I took a sip of the ginger ale. The fizz burned pleasantly against my throat.

“I love your daddy. I told him so last night, and I meant it. I whispered it because I was scared, but I said it. And he said it back—he said it first, actually, which was the braver thing. He’s always been braver than me.”

The afternoon light shifted as clouds moved across the sun. The bar grew dimmer for a moment, then brightened again.

“Your grandmother called me mija. Do you know what that means? My daughter. She looked at me, and she called me her daughter, and I couldn’t breathe. Because my own mother never—”

I stopped. The tears were threatening again, and I was tired of crying.

“It doesn’t matter. What matters is that I ran instead of staying. I ran instead of letting myself be loved.”

I looked up at the clock behind the bar. An hour had passed since I’d fled the Stonehouse. Kick was probably frantic by now. Searching. Calling everyone he knew. Tearing apart the county, trying to find me.

Or maybe he wasn’t. Maybe he’d finally had enough.

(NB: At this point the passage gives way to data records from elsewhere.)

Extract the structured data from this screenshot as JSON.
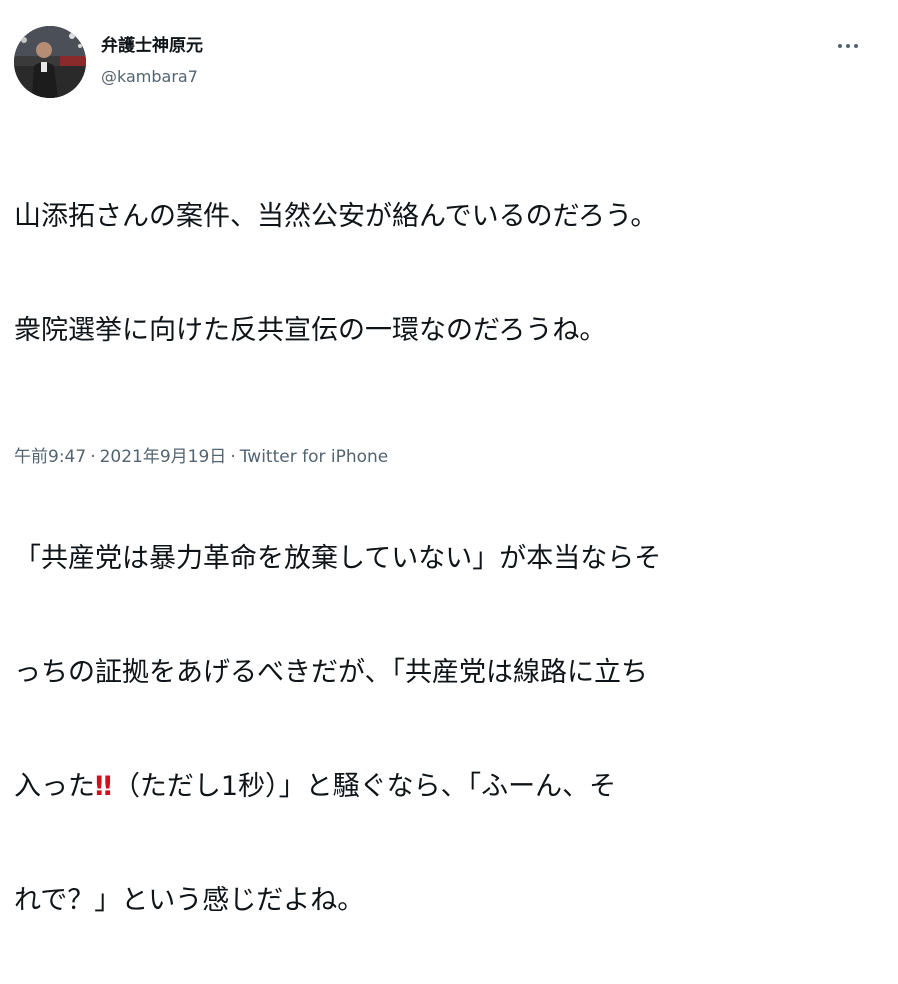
{
  "author": {
    "display_name": "弁護士神原元",
    "handle": "@kambara7",
    "avatar": "profile-photo"
  },
  "tweet": {
    "line1": "山添拓さんの案件、当然公安が絡んでいるのだろう。",
    "line2": "衆院選挙に向けた反共宣伝の一環なのだろうね。",
    "line3": "「共産党は暴力革命を放棄していない」が本当ならそ",
    "line4": "っちの証拠をあげるべきだが、「共産党は線路に立ち",
    "line5_pre": "入った",
    "line5_emoji": "‼",
    "line5_post": "（ただし1秒）」と騒ぐなら、「ふーん、そ",
    "line6": "れで？」という感じだよね。"
  },
  "meta": {
    "time": "午前9:47",
    "separator": "·",
    "date": "2021年9月19日",
    "source": "Twitter for iPhone"
  },
  "icons": {
    "more": "more-horizontal-icon",
    "emoji": "double-exclamation-emoji"
  },
  "colors": {
    "text_primary": "#0f1419",
    "text_secondary": "#536471",
    "emoji_red": "#d10f1f"
  }
}
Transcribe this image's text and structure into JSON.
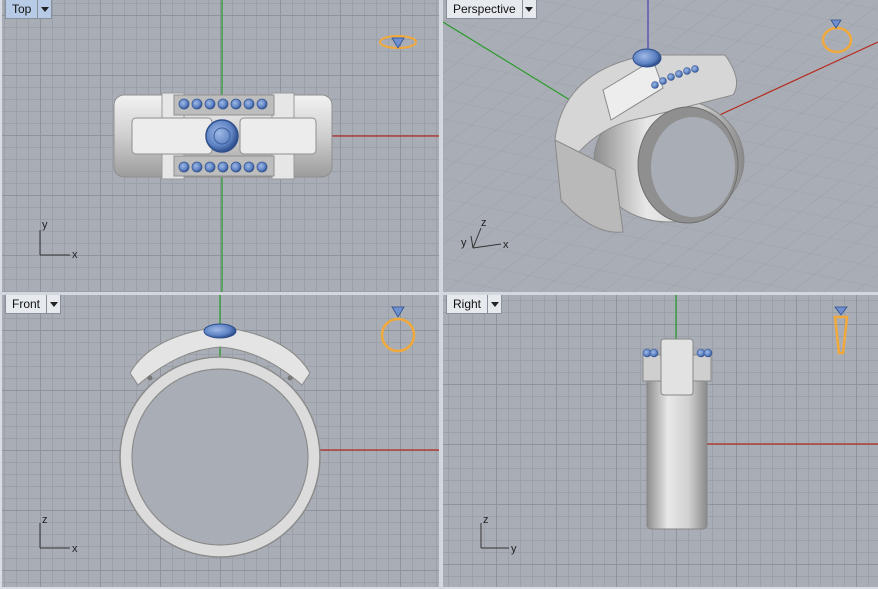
{
  "viewports": {
    "top": {
      "label": "Top",
      "axis_labels": [
        "y",
        "x"
      ],
      "active": true
    },
    "perspective": {
      "label": "Perspective",
      "axis_labels": [
        "y",
        "z",
        "x"
      ],
      "active": false
    },
    "front": {
      "label": "Front",
      "axis_labels": [
        "z",
        "x"
      ],
      "active": false
    },
    "right": {
      "label": "Right",
      "axis_labels": [
        "z",
        "y"
      ],
      "active": false
    }
  },
  "colors": {
    "viewport_bg": "#a9aeb6",
    "active_tab": "#b7cbe6",
    "axis_x": "#b52a1f",
    "axis_y": "#2b9a2b",
    "axis_z": "#4a3fb0",
    "metal": "#dcdcdc",
    "gem": "#5d82c2",
    "ring_icon": "#f2a93b"
  },
  "icons": [
    "ring-top-view-icon",
    "ring-perspective-icon",
    "ring-front-view-icon",
    "ring-side-view-icon",
    "chevron-down-icon"
  ]
}
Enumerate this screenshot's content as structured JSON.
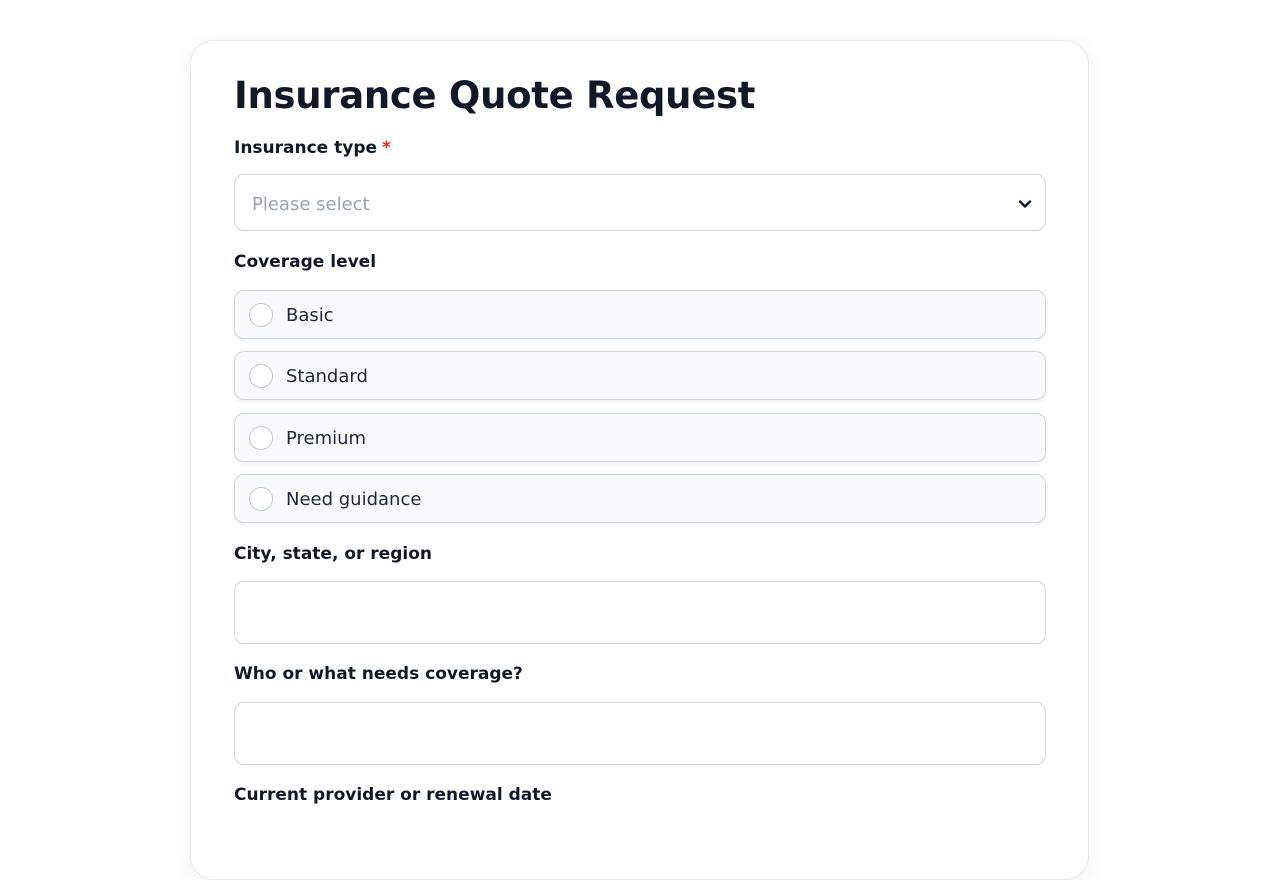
{
  "form": {
    "title": "Insurance Quote Request",
    "insurance_type": {
      "label": "Insurance type",
      "required_mark": "*",
      "placeholder": "Please select"
    },
    "coverage_level": {
      "label": "Coverage level",
      "options": [
        "Basic",
        "Standard",
        "Premium",
        "Need guidance"
      ]
    },
    "location": {
      "label": "City, state, or region",
      "value": ""
    },
    "coverage_subject": {
      "label": "Who or what needs coverage?",
      "value": ""
    },
    "current_provider": {
      "label": "Current provider or renewal date"
    }
  },
  "icons": {
    "select_arrow": "chevron-down-icon"
  },
  "colors": {
    "text": "#111827",
    "required": "#d92d20",
    "placeholder": "#98a2b3",
    "border": "#d0d5dd",
    "option_background": "#f8f9fb"
  }
}
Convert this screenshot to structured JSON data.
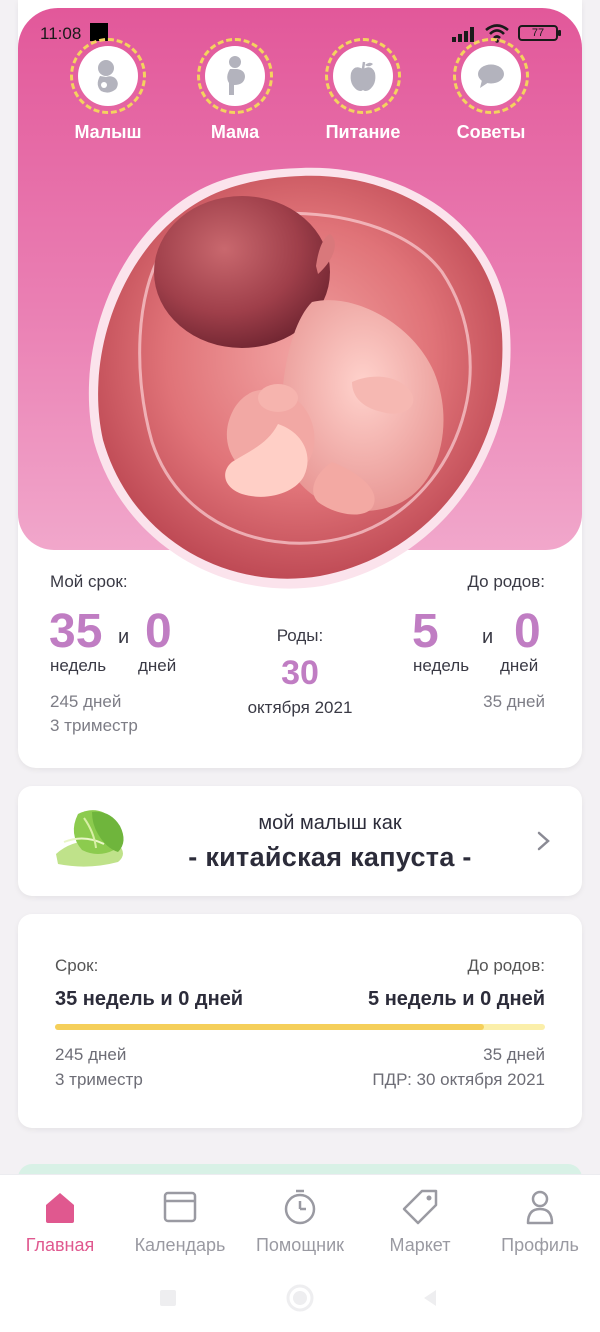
{
  "status_bar": {
    "time": "11:08",
    "battery": "77"
  },
  "top_nav": [
    {
      "label": "Малыш",
      "icon": "baby-icon"
    },
    {
      "label": "Мама",
      "icon": "pregnant-mom-icon"
    },
    {
      "label": "Питание",
      "icon": "apple-icon"
    },
    {
      "label": "Советы",
      "icon": "chat-bubble-icon"
    }
  ],
  "stats": {
    "my_term_label": "Мой срок:",
    "weeks": "35",
    "and_word": "и",
    "days": "0",
    "weeks_unit": "недель",
    "days_unit": "дней",
    "total_days": "245 дней",
    "trimester": "3 триместр",
    "birth_label": "Роды:",
    "birth_day": "30",
    "birth_month_year": "октября 2021",
    "until_birth_label": "До родов:",
    "left_weeks": "5",
    "left_days": "0",
    "left_total_days": "35 дней"
  },
  "size_card": {
    "prefix": "мой малыш как",
    "name": "- китайская капуста -"
  },
  "progress_card": {
    "term_label": "Срок:",
    "term_value": "35 недель и 0 дней",
    "until_label": "До родов:",
    "until_value": "5 недель и 0 дней",
    "progress_fraction": 0.875,
    "days": "245 дней",
    "trimester": "3 триместр",
    "days_left": "35 дней",
    "due_date": "ПДР: 30 октября 2021"
  },
  "tabs": [
    {
      "label": "Главная",
      "icon": "home-icon",
      "active": true
    },
    {
      "label": "Календарь",
      "icon": "calendar-icon",
      "active": false
    },
    {
      "label": "Помощник",
      "icon": "timer-icon",
      "active": false
    },
    {
      "label": "Маркет",
      "icon": "tag-icon",
      "active": false
    },
    {
      "label": "Профиль",
      "icon": "profile-icon",
      "active": false
    }
  ],
  "colors": {
    "brand_pink": "#e2589a",
    "accent_purple": "#c07dc3",
    "progress_yellow": "#f5cf5a",
    "active_tab": "#e0588f"
  }
}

Maybe watching me bolt from his family had shown him what everyone else already knew—that I was too broken, too damaged, too scarred to be worth the effort.

If that was true, I would survive it. I would be devastated, but I would survive. I had the baby. I had my work at Whitmore. I had a life I’d built on my own, independent of my father’s money and approval.

I shook my head and rested one hand on my stomach. “Your daddy isn’t the kind of man who gives up, and I shouldn’t be, either.”

I raised my glass, finished the ginger ale, then walked over to the bar to get my card.

What I was doing—waiting for him—was bullshit. He shouldn’t have to find me. I should find him. Tell him how sorry I was. Pray he gave me another chance. Us another chance.

“I’ll take the check now, please.”

“It’s on the house, Ms. Van Orr.”

Behind me, I heard the door open and felt the warmth of the light that had spilled in. Or maybe it wasn’t the sun’s rays at all. Maybe it was the man I felt walking up to me. His warmth.